Anatomie fonctionnelle du système nerveux périphérique


Le SNP comprend 12 paires de nerfs crâniens et 31 paires de nerfs spinaux et leurs branches terminales. Les nerfs crâniens, les nerfs spinaux et leurs branches terminales sont appelés nerfs périphériques. Chaque nerf spinal est relié à la moelle épinière par une racine postérieure et une racine antérieure. Les deux racines se combinent dans le foramen intervertébral (foramen osseux) pour former un nerf spinal. Les racines postérieures contiennent les fibres des neurones sensitifs et les racines antérieures contiennent principalement les fibres en provenance des motoneurones (situés dans la corne antérieure de la moelle). Immédiatement après sa sortie du foramen intervertébral, le nerf se divise en deux rameaux : un rameau dorsal et un rameau ventral. Les rameaux dorsaux innervent généralement les muscles, la peau et les récepteurs sensoriels de la tête, du cou et du dos. Les rameaux ventraux s’unissent majoritairement pour former des plexus (en grec : plexi, tresser ou s’entrelacer). Les nerfs périphériques proximaux, également appelés troncs nerveux, se composent de fascicules nerveux, de tissu conjonctif et de vaisseaux sanguins. Ces fascicules contiennent les unités fonctionnelles des neurones, les fibres axonales.

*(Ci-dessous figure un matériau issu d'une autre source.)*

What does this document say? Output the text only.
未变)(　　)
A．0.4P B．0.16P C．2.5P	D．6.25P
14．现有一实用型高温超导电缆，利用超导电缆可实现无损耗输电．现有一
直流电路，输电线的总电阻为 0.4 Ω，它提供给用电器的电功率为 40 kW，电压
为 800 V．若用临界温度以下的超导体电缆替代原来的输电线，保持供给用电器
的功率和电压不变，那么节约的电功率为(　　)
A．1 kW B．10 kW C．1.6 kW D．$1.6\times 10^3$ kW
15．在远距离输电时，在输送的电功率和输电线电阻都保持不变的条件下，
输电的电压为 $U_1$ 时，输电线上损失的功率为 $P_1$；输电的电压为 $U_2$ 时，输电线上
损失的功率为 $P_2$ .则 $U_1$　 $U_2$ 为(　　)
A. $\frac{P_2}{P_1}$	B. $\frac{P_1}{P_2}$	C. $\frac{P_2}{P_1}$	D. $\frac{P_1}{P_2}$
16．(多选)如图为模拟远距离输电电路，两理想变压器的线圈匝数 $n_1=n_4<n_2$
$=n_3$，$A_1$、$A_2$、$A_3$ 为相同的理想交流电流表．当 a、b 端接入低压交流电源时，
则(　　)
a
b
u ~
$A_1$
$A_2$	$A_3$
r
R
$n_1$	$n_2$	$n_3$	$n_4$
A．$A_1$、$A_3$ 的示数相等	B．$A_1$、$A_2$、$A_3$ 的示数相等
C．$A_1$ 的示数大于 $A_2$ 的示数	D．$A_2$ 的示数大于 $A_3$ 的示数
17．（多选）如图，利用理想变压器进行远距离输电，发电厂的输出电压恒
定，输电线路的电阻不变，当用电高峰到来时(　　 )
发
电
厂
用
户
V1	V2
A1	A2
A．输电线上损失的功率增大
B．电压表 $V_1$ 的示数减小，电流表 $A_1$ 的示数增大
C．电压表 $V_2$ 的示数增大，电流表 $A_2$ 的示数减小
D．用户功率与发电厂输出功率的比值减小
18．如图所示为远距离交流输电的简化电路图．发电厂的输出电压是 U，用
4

            Les cellules nerveuses, ou neurones (en grec : neurone, nerf), sont des cellules spécialement adaptées en taille et en forme pour transmettre des impulsions électriques sur des distances relativement longues. Les neurones ont deux caractéristiques singulières : la conductivité (capacité de conduire un signal électrique) et l’excitabilité (capacité de générer et de répondre à des stimuli). La plupart des neurones se composent de trois parties : le corps cellulaire (péricarion), les dendrites (fibres de conduction afférentes) et l’axone (fibre de conduction efférente). Chacun de ces éléments est associé à des fonctions neuronales spécifiques.

 

Le corps cellulaire

            Le corps cellulaire, est également connu sous le nom de soma (en grec : soma, corps) ou pericaryon (en grec : peri, autour et karyon, noyau). Au microscope, il apparaît sous une forme d’étoile, ou arrondie, voir ovale ou en forme de pyramide. La forme est souvent corrélée à une fonction particulière. La caractéristique la plus frappante du corps cellulaire est le grand nombre de projections ou de processus qui transmettent ou reçoivent des signaux électriques en provenance d’autres cellules. Chaque corps cellulaire possède un gros noyau qui contient un nucléole ainsi que des organites responsables de sa croissance, de sa production et de sa reproduction. Ce sont principalement : le réticulum endoplasmique, les neurotubules, les neurofilaments, les corps Nissl, les lysosomes, les mitochondries, les neurotubules et l’appareil de Golgi. Les neurotubules et les neurofilaments sont des structures lipoprotéiques filiformes qui s’étendent dans tout le cytoplasme et les processus du neurone. Les neurotubules aident au transport intra-cellulaire des molécules chimiques et des protéines responsables de sa croissance, de sa réparation et de la conductivité. Les neurofilaments fournissent l’échafaudage ou endosquelette du neurone (Yamamoto & Hirano, 1985).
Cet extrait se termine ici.